Milão foi confirmada como a cidade mais cara da Itália em 2026, segundo levantamento da Codacons baseado em dados oficiais de 33 bens e serviços. A capital da Lombardia registrou uma cesta de 693 euros, custo 42% superior ao de Nápoles, a mais barata, onde o mesmo conjunto sai por 402 euros.

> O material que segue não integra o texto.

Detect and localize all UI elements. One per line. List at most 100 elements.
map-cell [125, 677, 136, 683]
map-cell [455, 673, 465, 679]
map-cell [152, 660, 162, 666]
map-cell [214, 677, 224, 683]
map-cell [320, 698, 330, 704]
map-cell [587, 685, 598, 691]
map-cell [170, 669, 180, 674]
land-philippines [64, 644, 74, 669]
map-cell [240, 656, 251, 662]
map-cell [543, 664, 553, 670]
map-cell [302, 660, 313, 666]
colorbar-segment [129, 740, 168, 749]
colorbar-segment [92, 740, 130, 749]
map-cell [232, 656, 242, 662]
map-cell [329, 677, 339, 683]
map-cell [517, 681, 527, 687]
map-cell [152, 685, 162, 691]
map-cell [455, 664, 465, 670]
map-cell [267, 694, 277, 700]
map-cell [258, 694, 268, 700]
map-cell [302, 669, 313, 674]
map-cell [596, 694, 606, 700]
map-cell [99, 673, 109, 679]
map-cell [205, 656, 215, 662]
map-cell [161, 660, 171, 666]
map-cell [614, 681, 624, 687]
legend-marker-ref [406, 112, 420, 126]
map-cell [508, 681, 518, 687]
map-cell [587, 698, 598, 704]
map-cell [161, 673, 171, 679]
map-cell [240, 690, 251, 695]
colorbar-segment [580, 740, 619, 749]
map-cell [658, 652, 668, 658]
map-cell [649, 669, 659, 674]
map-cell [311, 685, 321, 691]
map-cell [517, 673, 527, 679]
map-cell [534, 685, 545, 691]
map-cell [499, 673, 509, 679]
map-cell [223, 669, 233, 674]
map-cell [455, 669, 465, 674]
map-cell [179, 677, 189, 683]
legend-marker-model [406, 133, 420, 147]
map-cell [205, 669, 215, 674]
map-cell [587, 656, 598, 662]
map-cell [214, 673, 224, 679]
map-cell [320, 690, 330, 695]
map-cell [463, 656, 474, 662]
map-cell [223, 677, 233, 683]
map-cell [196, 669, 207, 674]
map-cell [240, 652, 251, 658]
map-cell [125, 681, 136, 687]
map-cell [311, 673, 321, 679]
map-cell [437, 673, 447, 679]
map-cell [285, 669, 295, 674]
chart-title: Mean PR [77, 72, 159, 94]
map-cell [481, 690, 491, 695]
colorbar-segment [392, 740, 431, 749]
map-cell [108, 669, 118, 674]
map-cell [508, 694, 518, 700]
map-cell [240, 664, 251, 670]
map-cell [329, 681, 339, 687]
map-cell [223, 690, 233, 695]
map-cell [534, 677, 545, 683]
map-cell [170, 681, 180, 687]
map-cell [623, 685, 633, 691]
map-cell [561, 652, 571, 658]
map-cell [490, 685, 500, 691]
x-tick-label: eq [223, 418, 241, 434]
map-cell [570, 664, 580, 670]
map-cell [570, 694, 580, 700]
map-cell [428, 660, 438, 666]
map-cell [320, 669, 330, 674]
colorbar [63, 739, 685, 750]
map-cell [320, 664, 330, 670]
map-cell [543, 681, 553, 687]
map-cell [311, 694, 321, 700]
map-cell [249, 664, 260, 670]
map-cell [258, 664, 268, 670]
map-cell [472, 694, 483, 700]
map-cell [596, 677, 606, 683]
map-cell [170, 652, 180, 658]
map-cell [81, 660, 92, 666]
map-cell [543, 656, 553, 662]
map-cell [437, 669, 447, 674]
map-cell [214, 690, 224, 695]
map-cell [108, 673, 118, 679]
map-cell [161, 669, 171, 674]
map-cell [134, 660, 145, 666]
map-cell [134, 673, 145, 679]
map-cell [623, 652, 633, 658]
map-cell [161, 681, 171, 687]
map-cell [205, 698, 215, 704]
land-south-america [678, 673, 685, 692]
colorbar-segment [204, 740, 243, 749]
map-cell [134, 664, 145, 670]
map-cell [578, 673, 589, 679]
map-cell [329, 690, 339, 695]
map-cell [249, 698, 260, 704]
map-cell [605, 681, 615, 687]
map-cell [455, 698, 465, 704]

O estudo reforça a disparidade socioeconômica no país, mostrando que municípios do Norte, como Bolzano e Bolonha, têm gastos muito maiores em alimentação e serviços do que localidades do Sul, como Palermo e Catanzaro.
Milão voltou a se confirmar como a cidade mais cara da Itália em 2026, com um custo de vida 42% superior ao de Nápoles, a mais barata entre as principais metrópoles do país.
É o que aponta o levantamento anual feito pela associação de defesa do consumidor Codacons, com base em dados do Observatório de Preços do Ministério das Empresas e do Made in Italy, atualizados em junho.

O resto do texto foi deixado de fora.